In all the celebration over Kodak's $10 million gift for the Eastman Theatre last week, some blockbuster news slipped under the radar.
The University of Rochester is changing the theater's name. It'll be called Kodak Hall.
OK: Its full name will be Kodak Hall at Eastman Theatre. I guess that's supposed to make the name change palatable. But it doesn't. The theater is too significant, and has too much history, for us to change its name cavalierly.
Kodak's gift is a fabulous thing. But there's a difference between giving a gift and buying naming rights, and this feels very much like buying naming rights.
Renaming the War Memorial "Blue Cross Arena" was bad enough. Changing "Eastman Theatre" to "Kodak Hall" is a sacrilege.
Kodak does itself no favors by changing the name of a cherished community institution. Neither does the University of Rochester.
The name change won't happen until the big expansion and renovation at the theater are complete - in late 2009 or early 2010 - so it's not too late for Kodak officials to change their mind.

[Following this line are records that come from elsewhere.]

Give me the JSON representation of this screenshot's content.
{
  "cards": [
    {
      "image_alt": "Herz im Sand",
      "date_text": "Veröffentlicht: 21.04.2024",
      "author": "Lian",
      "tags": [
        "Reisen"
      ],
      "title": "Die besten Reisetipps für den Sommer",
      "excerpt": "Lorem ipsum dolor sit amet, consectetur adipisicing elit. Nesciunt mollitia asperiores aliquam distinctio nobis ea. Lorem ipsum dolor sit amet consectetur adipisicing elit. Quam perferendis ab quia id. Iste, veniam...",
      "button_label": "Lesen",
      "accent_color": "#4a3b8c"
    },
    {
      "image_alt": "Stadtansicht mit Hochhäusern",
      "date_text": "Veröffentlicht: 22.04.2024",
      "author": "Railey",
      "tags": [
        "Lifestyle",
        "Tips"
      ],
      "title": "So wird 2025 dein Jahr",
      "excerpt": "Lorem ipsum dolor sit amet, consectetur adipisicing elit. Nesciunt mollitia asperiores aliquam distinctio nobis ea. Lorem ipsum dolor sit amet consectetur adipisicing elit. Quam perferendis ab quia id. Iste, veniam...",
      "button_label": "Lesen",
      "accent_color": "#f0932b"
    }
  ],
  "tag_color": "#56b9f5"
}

And maybe nobody cares but me. The Eastman School says that "the Eastman Theatre" is much more than the performance hall - the theater -so it's perfectly appropriate for the performance hall to get a different name. But to me, "the Eastman Theatre" is the theater, that big room with the stage and the murals and the chandelier. And I don't like calling it Kodak Hall. (If somebody besides me does care, maybe you'll pass around petitions. Write letters. Stage little protests in front of the Eastman School and Kodak.)